We reckon the monetary policy divergence should be the major factor in the H2 of the year for a lower AUDUSD in the long run and interim upswings in a short run as the today’s RBA cash rates likely to remain unchanged, whereas the Fed prepares to stiffen again.
As a result, the pair gaining more traction for upside targets up to 0.7651 levels in near terms. The bullish moment seems healthy so far but this shouldn’t be deemed as an investment opportunity.
Elsewhere, please be mindful of OTC order flow analysis:
The implied volatility of ATM contracts for near month expiries of this the pair is spiking higher at around 12%.
While delta risk reversals flashing up progressively with positive numbers that signify hedging arrangements for upside risks in a short term.
While current IVs of ATM contracts are at the 3rd highest levels but likely to perceive around at an average 12% in long run that would divulge pair’s gain contemplating risk reversal arrangements.
Hence, considering OTC market reasoning, to match up with upside risks in a short run and robust long-term bear trend, we reckon deploying credit combinations comprised of ATM instruments both on hedging as well as speculative grounds are advisable.
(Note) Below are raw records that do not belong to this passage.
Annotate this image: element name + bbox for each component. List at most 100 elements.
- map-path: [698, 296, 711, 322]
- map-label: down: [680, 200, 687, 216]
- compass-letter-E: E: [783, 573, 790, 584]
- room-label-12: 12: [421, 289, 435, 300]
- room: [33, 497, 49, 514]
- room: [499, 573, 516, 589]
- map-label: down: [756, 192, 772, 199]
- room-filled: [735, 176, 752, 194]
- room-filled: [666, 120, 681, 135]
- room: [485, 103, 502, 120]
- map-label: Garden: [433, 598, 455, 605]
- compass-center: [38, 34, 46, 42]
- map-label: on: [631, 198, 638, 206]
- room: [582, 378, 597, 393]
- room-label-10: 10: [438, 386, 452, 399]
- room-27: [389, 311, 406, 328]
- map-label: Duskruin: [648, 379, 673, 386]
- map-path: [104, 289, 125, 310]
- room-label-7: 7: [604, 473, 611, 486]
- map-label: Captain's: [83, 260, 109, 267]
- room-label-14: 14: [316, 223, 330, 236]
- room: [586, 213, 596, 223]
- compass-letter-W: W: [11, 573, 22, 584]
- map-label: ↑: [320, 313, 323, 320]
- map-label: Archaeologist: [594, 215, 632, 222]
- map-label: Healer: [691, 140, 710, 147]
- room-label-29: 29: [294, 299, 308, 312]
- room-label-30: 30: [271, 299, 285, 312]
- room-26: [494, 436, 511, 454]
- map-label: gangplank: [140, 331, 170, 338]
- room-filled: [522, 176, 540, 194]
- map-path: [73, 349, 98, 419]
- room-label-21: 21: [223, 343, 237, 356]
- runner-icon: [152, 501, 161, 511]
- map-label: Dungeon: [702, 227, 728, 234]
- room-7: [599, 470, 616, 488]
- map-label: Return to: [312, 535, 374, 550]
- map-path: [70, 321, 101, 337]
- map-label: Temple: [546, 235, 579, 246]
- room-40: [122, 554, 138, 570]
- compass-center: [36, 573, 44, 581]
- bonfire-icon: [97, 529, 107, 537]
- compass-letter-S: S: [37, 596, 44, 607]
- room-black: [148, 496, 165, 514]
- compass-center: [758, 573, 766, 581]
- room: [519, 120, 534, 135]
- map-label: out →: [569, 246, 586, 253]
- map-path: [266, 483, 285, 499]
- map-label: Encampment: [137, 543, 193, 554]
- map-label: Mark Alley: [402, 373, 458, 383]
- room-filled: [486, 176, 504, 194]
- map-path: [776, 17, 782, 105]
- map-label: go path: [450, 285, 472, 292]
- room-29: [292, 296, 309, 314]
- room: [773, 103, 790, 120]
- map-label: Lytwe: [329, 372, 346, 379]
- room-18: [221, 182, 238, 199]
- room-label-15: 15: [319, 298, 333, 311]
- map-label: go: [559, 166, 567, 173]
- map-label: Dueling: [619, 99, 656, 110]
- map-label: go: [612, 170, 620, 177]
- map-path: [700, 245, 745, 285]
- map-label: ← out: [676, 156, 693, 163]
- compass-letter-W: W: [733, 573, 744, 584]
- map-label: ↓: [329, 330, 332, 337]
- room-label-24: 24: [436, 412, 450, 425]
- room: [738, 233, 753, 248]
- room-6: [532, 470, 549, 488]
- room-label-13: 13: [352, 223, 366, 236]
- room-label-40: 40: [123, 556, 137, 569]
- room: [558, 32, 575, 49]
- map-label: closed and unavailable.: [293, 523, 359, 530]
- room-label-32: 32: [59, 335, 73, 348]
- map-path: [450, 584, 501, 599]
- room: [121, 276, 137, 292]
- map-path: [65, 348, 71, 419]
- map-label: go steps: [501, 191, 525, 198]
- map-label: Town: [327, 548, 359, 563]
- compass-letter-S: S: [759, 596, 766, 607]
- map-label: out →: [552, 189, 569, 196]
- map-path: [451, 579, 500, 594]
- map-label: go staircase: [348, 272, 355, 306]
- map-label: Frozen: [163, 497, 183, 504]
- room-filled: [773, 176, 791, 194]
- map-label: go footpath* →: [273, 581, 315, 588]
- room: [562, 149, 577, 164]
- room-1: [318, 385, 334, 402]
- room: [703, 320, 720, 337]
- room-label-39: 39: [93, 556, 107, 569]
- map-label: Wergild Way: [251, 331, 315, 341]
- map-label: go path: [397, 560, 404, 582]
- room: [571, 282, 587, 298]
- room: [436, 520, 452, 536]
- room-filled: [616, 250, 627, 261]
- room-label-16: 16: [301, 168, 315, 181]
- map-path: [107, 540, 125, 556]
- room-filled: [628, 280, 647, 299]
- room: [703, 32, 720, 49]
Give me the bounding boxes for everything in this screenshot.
The spot FX of AUDUSD is trading at 0.7514, and is anticipated to spike up moderately in the next few trading sessions to come.
1W ATM calls are trading 25% more than NPV, while IVs are at 12 so we think it is unjustifiable%.
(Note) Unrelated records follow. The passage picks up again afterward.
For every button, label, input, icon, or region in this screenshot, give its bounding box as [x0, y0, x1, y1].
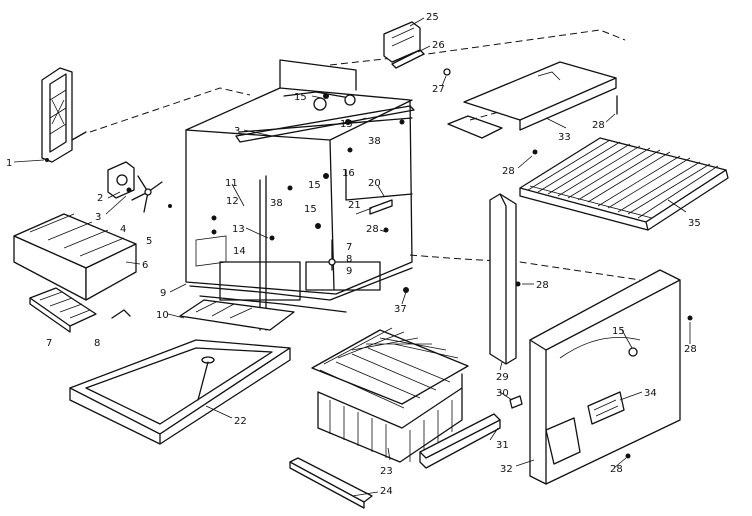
callout-15: 15 [294, 92, 307, 103]
part-24-rail [289, 457, 373, 509]
part-34-control [587, 391, 625, 425]
part-35-wire-shelf [519, 137, 729, 231]
callout-28: 28 [366, 224, 379, 235]
callout-13: 13 [232, 224, 245, 235]
callout-1: 1 [6, 158, 12, 169]
callout-8: 8 [94, 338, 100, 349]
callout-12: 12 [226, 196, 239, 207]
callout-16: 16 [342, 168, 355, 179]
callout-33: 33 [558, 132, 571, 143]
callout-15: 15 [612, 326, 625, 337]
part-32-rear-panel [529, 269, 681, 485]
part-33-top-bracket [447, 61, 617, 139]
callout-3: 3 [95, 212, 101, 223]
part-10-base-tray [179, 299, 295, 331]
callout-14: 14 [233, 246, 246, 257]
part-1-wall-bracket [41, 67, 87, 163]
part-29-vertical-rail [489, 193, 517, 365]
callout-22: 22 [234, 416, 247, 427]
callout-27: 27 [432, 84, 445, 95]
part-5-nut-icon [168, 204, 172, 208]
callout-29: 29 [496, 372, 509, 383]
callout-15: 15 [308, 180, 321, 191]
part-8-clip [111, 309, 131, 319]
callout-15: 15 [304, 204, 317, 215]
callout-2: 2 [97, 193, 103, 204]
part-22-pan-frame [69, 339, 291, 445]
callout-32: 32 [500, 464, 513, 475]
callout-labels: 1 2 3 3 4 5 6 7 7 8 8 9 9 10 11 12 13 14… [6, 12, 701, 497]
callout-26: 26 [432, 40, 445, 51]
part-7-ice-cube-tray [29, 287, 97, 333]
part-3-screw-icon [126, 187, 132, 193]
part-23-wire-basket [311, 327, 469, 463]
part-4-fan-blade [131, 175, 163, 213]
part-26-gasket [391, 49, 425, 69]
callout-35: 35 [688, 218, 701, 229]
callout-5: 5 [146, 236, 152, 247]
callout-21: 21 [348, 200, 361, 211]
callout-28: 28 [684, 344, 697, 355]
callout-28: 28 [592, 120, 605, 131]
leader-lines [13, 17, 691, 497]
callout-11: 11 [225, 178, 238, 189]
callout-28: 28 [610, 464, 623, 475]
callout-9: 9 [346, 266, 352, 277]
callout-20: 20 [368, 178, 381, 189]
part-31-rail [419, 413, 501, 469]
callout-15: 15 [340, 119, 353, 130]
part-30-clip [509, 395, 523, 409]
callout-38: 38 [368, 136, 381, 147]
callout-4: 4 [120, 224, 126, 235]
callout-7: 7 [346, 242, 352, 253]
callout-28: 28 [536, 280, 549, 291]
part-2-fan-motor [107, 161, 135, 199]
callout-31: 31 [496, 440, 509, 451]
callout-34: 34 [644, 388, 657, 399]
callout-25: 25 [426, 12, 439, 23]
callout-23: 23 [380, 466, 393, 477]
callout-37: 37 [394, 304, 407, 315]
cabinet-frame [185, 59, 415, 331]
callout-7: 7 [46, 338, 52, 349]
callout-24: 24 [380, 486, 393, 497]
callout-6: 6 [142, 260, 148, 271]
callout-38: 38 [270, 198, 283, 209]
callout-3: 3 [234, 126, 240, 137]
callout-10: 10 [156, 310, 169, 321]
part-6-ice-bin [13, 213, 137, 301]
part-28-screw-b-icon [532, 149, 538, 155]
callout-30: 30 [496, 388, 509, 399]
part-27-screw-icon [443, 68, 451, 76]
callout-28: 28 [502, 166, 515, 177]
callout-8: 8 [346, 254, 352, 265]
callout-9: 9 [160, 288, 166, 299]
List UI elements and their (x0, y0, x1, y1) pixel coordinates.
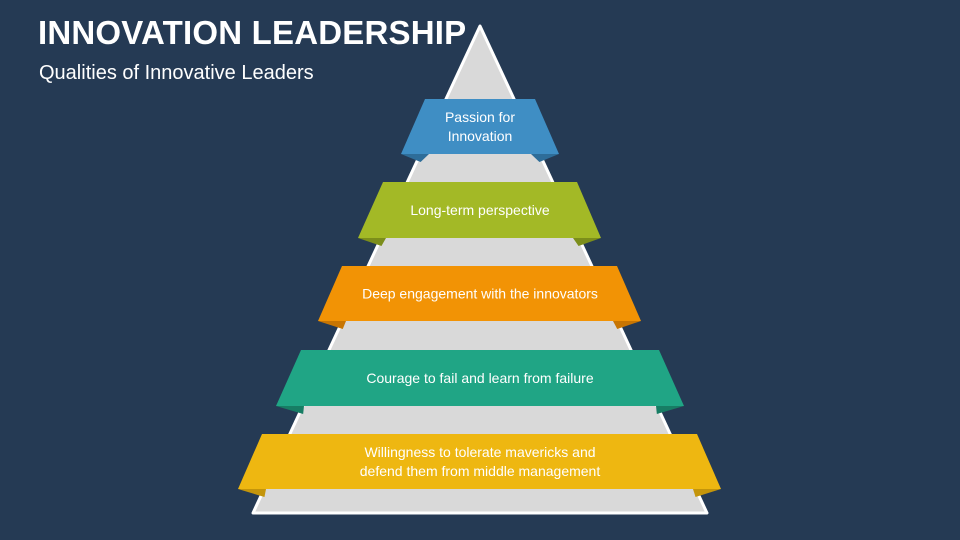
ribbon-fold-left (238, 489, 266, 497)
tier-band (358, 182, 601, 238)
ribbon-fold-left (318, 321, 346, 329)
tier-label: Passion for (445, 109, 515, 125)
ribbon-fold-right (656, 406, 684, 414)
page-title: INNOVATION LEADERSHIP (38, 14, 467, 51)
ribbon-fold-left (401, 154, 429, 162)
ribbon-fold-left (276, 406, 304, 414)
tier-label: Long-term perspective (410, 202, 550, 218)
ribbon-fold-right (531, 154, 559, 162)
pyramid-tier-3: Deep engagement with the innovators (318, 266, 641, 329)
ribbon-fold-right (693, 489, 721, 497)
tier-label: defend them from middle management (360, 463, 601, 479)
tier-band (401, 99, 559, 154)
pyramid-tier-2: Long-term perspective (358, 182, 601, 246)
tier-label: Willingness to tolerate mavericks and (364, 444, 595, 460)
tier-label: Courage to fail and learn from failure (366, 370, 593, 386)
tier-band (238, 434, 721, 489)
page-subtitle: Qualities of Innovative Leaders (39, 62, 314, 84)
tier-band (318, 266, 641, 321)
tier-label: Deep engagement with the innovators (362, 286, 598, 302)
pyramid-tier-4: Courage to fail and learn from failure (276, 350, 684, 414)
pyramid-tier-5: Willingness to tolerate mavericks and def… (238, 434, 721, 497)
ribbon-fold-right (613, 321, 641, 329)
tier-label: Innovation (448, 128, 513, 144)
ribbon-fold-left (358, 238, 386, 246)
tier-band (276, 350, 684, 406)
ribbon-fold-right (573, 238, 601, 246)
Therefore, we decide to initiate bull option combinations at net credits capitalizing on IVs, RR and writing overpriced options.
So, write mid-month (2.5%) out of the money calls and near month out of the money put, simultaneously, go long in 1m (-1%) in the money put with 65% delta.
Please be noted that in this instance, the put we short is out of the money with an anticipation of AUDUSD’s rise and along with OTM calls shorts that are likely to be far out of the money as the underlying spot has restrained upside potential up to 0.7651 levels.
And to hedge long term bearish risks we’ve chosen 2m ITM longs in puts that would save your spot FX payable exposure if any would be protected on account of potential dips in this pair. The initial credit received for this trade would reduce the cost of hedging.